It is Tuesday afternoon and my family is on the final leg of a very long summer adventure. We are hours from home and the spirits of the Middle have been lifted again.
Early yesterday morning, after waking up at 4 am to catch an early flight, our traveling
carnival group of seven boarded an American Airlines flight from Honolulu to LAX. As seems to happen more often these days, our group was seated in different rows. The Oldest & the Middle (who seem to have found a new appreciation for each other as traveling companions, if not as brothers) begged to sit together. As we landed in LA I reminded them to check for their belongings.

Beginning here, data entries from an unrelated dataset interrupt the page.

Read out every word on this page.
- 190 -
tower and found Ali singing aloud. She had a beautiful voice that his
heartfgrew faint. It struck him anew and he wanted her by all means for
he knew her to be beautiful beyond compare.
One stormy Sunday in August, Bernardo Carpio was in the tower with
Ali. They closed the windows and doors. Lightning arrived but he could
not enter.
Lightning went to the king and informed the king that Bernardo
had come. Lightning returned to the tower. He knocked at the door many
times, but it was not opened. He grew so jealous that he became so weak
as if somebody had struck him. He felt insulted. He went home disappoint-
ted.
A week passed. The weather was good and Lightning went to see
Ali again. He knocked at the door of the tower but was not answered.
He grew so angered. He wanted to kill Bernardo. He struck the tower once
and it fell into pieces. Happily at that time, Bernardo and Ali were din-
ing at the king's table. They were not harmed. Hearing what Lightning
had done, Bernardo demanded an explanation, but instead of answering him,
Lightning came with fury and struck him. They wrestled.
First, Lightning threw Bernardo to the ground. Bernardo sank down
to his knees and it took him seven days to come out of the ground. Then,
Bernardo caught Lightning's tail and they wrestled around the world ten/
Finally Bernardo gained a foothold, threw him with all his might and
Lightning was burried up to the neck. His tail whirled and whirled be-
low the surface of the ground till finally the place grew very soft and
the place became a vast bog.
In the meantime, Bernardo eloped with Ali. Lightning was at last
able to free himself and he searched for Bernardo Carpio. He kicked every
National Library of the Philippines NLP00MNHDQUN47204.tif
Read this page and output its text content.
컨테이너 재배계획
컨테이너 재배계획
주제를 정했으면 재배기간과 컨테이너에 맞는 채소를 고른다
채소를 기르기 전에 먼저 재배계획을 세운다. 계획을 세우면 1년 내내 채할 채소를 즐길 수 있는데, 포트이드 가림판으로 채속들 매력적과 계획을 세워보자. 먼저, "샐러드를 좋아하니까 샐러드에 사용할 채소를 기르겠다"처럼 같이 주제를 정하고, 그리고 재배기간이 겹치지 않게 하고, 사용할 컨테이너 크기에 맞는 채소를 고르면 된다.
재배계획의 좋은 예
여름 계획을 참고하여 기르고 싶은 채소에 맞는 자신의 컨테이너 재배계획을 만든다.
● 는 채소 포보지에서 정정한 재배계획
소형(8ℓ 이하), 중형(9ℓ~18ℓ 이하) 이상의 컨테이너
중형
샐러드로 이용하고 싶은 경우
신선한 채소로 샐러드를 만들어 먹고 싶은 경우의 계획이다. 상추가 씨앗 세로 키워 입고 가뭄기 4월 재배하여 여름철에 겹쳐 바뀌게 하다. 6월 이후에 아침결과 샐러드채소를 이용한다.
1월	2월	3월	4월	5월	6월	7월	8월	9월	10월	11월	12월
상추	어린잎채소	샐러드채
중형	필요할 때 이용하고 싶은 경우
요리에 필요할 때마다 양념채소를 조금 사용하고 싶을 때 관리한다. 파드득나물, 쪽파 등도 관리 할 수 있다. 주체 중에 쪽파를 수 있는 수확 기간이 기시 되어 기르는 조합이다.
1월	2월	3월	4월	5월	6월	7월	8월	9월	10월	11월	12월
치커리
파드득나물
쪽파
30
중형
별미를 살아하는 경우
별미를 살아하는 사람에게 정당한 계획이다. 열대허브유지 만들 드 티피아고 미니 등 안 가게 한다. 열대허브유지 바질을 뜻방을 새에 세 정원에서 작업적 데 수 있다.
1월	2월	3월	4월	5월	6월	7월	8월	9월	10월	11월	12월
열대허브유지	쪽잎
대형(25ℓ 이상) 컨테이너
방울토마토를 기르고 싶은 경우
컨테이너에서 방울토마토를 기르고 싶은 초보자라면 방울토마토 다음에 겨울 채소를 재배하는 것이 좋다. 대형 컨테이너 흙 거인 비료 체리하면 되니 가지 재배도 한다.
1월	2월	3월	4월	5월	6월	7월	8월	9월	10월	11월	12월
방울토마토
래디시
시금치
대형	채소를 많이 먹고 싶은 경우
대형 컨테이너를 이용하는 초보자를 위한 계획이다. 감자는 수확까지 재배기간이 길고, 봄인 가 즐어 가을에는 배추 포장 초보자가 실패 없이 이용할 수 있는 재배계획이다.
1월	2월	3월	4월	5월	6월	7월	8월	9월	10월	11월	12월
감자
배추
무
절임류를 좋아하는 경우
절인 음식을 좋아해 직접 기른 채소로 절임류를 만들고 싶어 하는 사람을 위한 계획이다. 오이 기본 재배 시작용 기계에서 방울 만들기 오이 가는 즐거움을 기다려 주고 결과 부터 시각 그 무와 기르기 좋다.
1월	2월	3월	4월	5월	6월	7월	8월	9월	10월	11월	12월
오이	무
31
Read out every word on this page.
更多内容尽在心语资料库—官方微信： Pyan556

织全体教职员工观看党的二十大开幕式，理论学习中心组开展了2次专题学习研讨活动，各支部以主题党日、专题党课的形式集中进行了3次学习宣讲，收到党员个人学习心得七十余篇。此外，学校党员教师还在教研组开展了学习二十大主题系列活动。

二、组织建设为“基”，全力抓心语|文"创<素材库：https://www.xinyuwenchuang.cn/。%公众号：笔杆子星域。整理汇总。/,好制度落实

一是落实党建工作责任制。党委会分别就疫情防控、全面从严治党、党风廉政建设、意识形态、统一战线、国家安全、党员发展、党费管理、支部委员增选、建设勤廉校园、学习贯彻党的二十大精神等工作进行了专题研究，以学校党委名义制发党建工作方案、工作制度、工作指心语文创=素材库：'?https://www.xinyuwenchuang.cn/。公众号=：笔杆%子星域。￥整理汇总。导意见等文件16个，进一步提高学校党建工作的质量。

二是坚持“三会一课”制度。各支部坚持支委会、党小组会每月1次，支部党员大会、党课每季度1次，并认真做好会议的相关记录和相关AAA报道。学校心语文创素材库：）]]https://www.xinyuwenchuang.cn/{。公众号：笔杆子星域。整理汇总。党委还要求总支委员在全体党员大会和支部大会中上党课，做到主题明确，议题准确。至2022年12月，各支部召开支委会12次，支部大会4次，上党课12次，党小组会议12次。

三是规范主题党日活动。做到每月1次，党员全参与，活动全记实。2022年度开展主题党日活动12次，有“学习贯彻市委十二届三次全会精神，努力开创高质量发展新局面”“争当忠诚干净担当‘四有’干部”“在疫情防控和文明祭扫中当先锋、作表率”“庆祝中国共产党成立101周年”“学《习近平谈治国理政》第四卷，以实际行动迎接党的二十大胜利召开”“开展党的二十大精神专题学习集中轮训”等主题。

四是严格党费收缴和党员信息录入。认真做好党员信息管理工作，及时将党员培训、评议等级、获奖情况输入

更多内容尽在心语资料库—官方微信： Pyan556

It wasn’t until and hour later, as our connecting flight to Las Vegas was getting ready to board, that the Middle realized he’d left his iPod in the seat back pocket. He began crying right away. It’s important to note that this iPod wasn’t a gift. The Middle saved his Christmas and birthday money until he could afford to buy it himself. He’s had it for a year, so he was 9 when he made this very special purchase. What upset him the most though, was that his vacation pictures were on his iPod.
I ran back to the gate we had arrived on and went to the agent desk. After standing there (and being blatantly ignored by a female agent) for six minutes, I asked another agent who was by the door, if the plane was the same one. I explained what had happened and told him which seat my son had been in. He let it be known that he didn’t want to help and that he had no interest. He essentially told me that it was our tough luck. The plane had been loaded and was set to return to Hawaii. After I begged he said he would check “in a minute”. He walked down the ramp, returned & told me it wasn’t there and “must have been cleaned out when they cleaned the plane”.
Late last night, still mulling over the lost iPod and with a nagging suspicion that the seat back hasn’t really been checked, I took a chance and turned to Twitter. American Airlines responded right away and requested the flight, seat and item information. An hour ago I was notified that the iPod has been found in Hawaii and arrangements have been made for its return (not to be bitter but, had the agent really checked for it this could have been wrapped up in LA and without a shipping charge).
Anyway, I am very grateful to both Twitter and American Airlines for making it possible to locate The Middle’s iPod so quickly. The boy has learned his lesson and will always check the seat back pocket on future flights. And he will have to forever live with the knowledge that his iPod has been to Hawaii more times than he has.